I actually broke down and bought the Tigra cover for this issue. I didn't have any of the 70th Anniversary covers, but I wanted to have at least one. It came down to this or Hank Pym and I decided Tigra looked cooler. Her subplot in this title is going to be a lot of fun, especially since it doesn't seem Gage is going to have her killing anyone. She'll hand out well-justified beat-downs instead.

Rafa Sandoval's art is nice and detailed. He handles the multitude of heroes and villains very nicely. His faces can still be a bit lumpy, but he's getting better each issue.

Good

Thursday, September 3, 2009

Invincible Iron Man #17

I think this book would read better in trade. Matt Fraction is weaving a fascinating tale documenting the fall of Tony Stark, but not a lot happens each issue. In fact, whole issues pass (like this one) with no real conflict. This is more an espionage book than a super-hero comic at this point, so I'm not sure I'm reading it the right way.

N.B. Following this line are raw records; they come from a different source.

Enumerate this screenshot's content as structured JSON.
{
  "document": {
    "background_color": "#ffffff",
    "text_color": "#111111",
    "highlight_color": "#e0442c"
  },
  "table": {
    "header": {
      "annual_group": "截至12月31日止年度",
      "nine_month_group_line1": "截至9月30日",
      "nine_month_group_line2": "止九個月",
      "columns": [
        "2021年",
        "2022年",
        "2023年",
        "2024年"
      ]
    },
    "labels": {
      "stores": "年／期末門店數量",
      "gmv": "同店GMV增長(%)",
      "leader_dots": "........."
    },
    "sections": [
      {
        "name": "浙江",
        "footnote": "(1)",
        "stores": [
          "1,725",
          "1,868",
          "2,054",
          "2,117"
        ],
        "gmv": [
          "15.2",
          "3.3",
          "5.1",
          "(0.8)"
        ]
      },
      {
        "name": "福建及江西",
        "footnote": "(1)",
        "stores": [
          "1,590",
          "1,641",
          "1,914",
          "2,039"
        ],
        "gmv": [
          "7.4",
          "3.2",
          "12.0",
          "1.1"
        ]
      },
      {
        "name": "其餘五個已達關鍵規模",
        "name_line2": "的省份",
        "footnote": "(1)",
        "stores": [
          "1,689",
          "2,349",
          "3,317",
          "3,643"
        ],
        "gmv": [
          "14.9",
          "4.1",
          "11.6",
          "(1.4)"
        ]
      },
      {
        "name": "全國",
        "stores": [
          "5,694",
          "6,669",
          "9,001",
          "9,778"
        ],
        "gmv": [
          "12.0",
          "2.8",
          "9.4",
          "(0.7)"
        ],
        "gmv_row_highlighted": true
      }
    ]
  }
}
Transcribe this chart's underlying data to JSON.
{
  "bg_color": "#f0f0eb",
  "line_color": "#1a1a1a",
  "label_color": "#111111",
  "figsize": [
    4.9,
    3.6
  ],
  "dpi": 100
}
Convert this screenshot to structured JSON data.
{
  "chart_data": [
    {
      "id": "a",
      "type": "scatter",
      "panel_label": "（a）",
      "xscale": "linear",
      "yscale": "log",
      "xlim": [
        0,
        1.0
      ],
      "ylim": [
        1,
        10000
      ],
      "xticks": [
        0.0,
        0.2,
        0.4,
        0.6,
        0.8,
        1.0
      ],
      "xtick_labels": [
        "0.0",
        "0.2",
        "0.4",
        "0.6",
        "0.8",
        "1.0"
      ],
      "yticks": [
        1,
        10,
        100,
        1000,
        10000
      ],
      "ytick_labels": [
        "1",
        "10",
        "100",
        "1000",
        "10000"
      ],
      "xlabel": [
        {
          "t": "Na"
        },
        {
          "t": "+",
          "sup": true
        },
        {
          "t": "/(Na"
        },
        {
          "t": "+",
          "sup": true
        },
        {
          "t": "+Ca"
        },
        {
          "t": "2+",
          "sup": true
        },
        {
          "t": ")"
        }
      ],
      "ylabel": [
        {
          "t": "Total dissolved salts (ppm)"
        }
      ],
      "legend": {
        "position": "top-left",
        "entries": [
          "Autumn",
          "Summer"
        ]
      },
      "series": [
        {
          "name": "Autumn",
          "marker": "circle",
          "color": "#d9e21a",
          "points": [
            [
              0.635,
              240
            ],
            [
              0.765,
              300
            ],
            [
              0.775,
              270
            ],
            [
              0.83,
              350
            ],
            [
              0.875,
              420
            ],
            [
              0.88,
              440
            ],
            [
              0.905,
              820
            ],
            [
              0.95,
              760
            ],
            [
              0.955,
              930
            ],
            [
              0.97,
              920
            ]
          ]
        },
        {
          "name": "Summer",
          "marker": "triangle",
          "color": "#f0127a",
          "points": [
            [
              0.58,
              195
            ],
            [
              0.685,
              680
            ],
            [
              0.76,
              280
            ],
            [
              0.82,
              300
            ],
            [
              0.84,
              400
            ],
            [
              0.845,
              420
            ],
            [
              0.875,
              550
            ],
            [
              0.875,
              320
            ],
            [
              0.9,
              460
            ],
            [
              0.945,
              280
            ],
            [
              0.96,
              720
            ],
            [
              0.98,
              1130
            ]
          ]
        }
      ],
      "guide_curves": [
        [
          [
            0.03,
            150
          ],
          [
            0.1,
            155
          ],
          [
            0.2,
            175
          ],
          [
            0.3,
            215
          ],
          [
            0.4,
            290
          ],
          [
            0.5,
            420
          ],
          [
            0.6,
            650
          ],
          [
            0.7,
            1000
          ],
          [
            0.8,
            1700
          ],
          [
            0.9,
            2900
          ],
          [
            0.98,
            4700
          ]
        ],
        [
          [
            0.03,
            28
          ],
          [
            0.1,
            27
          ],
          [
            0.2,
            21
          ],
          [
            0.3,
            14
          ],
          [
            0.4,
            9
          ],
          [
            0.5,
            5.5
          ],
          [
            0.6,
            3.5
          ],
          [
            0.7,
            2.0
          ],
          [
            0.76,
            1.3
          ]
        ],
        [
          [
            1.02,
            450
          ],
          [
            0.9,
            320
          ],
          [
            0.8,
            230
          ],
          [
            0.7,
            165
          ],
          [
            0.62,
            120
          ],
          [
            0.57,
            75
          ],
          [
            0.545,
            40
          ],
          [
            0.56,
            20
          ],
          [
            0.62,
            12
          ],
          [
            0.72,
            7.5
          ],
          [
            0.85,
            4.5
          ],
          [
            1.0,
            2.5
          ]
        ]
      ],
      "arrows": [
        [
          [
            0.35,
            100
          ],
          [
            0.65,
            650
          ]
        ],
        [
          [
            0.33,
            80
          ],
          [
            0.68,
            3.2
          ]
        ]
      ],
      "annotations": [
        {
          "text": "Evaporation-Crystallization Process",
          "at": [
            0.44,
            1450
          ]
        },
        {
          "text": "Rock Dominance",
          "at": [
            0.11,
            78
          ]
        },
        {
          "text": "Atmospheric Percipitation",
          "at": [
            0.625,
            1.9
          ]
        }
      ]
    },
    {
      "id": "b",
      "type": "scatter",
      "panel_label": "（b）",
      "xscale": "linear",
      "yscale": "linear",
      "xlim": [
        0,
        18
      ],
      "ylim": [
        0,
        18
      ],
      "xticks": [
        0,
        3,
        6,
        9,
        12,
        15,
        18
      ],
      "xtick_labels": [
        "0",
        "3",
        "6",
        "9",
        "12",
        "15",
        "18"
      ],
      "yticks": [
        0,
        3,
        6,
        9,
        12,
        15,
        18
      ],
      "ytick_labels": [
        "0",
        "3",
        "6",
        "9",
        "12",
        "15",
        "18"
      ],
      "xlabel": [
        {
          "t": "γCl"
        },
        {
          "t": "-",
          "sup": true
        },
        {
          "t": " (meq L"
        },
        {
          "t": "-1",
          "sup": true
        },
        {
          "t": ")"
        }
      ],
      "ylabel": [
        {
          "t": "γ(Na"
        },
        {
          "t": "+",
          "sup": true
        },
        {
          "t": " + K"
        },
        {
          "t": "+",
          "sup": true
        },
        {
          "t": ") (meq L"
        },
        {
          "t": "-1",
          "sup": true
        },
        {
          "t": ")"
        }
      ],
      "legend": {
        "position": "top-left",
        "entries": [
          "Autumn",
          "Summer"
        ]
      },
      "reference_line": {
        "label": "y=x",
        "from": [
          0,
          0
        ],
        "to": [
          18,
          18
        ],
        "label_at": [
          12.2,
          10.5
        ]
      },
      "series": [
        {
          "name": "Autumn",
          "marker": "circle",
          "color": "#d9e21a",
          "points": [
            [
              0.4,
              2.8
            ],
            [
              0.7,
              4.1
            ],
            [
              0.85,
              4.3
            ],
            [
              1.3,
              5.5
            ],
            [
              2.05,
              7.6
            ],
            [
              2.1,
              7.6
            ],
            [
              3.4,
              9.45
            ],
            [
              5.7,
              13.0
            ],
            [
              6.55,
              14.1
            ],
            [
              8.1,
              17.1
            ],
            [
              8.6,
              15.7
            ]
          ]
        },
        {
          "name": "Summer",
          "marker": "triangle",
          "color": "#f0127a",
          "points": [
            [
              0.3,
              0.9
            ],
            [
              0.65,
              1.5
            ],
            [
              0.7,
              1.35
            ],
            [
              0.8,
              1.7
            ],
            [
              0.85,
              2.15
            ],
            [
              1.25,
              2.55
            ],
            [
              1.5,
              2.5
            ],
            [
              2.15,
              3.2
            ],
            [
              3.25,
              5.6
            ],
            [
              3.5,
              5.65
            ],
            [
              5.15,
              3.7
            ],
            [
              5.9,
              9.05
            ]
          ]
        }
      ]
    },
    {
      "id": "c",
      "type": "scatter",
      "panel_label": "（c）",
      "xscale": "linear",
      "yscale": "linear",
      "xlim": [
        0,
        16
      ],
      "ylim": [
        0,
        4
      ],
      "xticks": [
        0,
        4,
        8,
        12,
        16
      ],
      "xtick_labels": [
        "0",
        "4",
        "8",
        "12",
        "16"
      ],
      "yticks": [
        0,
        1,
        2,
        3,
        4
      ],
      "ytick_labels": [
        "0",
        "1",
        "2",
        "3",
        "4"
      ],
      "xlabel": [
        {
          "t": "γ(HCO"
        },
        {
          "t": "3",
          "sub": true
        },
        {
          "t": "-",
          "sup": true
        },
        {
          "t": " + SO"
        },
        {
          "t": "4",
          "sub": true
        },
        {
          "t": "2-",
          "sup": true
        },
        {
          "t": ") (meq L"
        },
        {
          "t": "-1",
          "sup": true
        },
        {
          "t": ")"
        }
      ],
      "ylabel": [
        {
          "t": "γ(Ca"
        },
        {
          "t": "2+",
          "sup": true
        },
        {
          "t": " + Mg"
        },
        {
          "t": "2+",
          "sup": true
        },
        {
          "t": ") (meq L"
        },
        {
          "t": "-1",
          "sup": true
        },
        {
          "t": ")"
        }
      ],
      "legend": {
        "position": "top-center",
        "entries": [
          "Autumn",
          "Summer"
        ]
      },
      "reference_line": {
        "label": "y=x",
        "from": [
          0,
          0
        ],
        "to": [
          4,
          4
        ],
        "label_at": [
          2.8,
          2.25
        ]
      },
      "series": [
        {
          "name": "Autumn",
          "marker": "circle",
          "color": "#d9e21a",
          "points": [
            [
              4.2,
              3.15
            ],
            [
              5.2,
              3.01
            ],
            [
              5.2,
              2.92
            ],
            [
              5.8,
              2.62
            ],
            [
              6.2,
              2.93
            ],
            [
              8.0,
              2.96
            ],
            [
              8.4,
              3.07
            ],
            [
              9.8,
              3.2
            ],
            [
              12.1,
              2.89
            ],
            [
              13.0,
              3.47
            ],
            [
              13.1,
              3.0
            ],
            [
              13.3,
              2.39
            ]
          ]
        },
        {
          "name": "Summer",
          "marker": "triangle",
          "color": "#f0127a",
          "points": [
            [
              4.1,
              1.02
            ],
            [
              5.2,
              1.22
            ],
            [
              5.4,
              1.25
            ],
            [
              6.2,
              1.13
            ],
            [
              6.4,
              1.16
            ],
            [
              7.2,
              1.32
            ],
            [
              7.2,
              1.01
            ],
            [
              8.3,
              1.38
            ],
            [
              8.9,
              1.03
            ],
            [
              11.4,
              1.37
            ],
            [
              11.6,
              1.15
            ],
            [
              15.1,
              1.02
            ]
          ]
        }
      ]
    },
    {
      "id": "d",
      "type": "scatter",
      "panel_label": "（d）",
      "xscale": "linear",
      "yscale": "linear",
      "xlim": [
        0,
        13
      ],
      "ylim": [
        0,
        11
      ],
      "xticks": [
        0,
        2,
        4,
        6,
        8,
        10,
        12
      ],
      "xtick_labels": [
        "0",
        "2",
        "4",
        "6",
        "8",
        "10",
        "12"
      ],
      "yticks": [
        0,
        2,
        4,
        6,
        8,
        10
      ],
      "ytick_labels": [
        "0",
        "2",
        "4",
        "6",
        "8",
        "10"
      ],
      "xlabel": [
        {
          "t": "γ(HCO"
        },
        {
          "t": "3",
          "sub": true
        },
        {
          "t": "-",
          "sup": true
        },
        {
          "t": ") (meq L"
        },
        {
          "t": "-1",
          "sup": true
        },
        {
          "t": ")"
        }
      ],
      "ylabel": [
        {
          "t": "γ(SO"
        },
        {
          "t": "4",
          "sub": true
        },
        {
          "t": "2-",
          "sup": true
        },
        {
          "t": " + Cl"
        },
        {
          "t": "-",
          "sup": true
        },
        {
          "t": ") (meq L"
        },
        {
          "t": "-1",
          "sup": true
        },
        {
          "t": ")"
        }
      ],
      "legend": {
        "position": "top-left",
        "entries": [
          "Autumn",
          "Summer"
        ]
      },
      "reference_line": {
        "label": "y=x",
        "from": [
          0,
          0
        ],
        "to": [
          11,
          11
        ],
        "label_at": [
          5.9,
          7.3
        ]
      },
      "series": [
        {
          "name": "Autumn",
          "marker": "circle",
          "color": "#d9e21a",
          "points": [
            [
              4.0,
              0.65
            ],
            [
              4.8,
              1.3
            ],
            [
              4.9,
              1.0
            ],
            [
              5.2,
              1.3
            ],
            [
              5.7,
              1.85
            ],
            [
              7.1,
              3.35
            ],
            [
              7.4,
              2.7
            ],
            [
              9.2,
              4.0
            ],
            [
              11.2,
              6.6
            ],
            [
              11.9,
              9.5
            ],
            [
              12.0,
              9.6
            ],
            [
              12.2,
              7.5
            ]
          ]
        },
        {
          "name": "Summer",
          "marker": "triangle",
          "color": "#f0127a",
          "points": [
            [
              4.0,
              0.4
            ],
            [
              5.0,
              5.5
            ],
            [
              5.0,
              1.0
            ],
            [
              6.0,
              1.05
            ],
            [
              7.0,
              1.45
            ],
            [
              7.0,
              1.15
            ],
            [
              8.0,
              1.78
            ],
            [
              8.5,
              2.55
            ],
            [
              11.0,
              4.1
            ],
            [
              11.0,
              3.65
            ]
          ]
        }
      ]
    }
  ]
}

I guess Madame Masque defeated Pepper Potts in her Rescue armor last issue, because she turns over the armor to Norman Osborn, who adds it to his Iron Patriot armory. Of course, I suspect that Pepper Potts is actually dressed like Masque, and Masque is unconscious in the Rescue armor. Fraction has Tony right a nice little email filled with typos and mistakes where he expresses his concern for Maria Hill. Tony totally gives up the email code developed earlier in the story arc, and he signs his email with an uncharacteristic "Love, Tony." Stark is almost totally gone, folks. I'm betting we'll get some new armor after this story though, so I'm looking forward to that.

Salvador LaRocca does a great job with the talking heads, but I'd love to see him drawing more action. Even when HAMMER shows up to arrest Black Widow and Mariah Hill, there is very little conflict. There's a nice shot of Bucky Cap watching them get caught, so maybe this is a plan, but there is just about no fighting. Maybe we'll get more when Bucky Cap gets more involved next issue.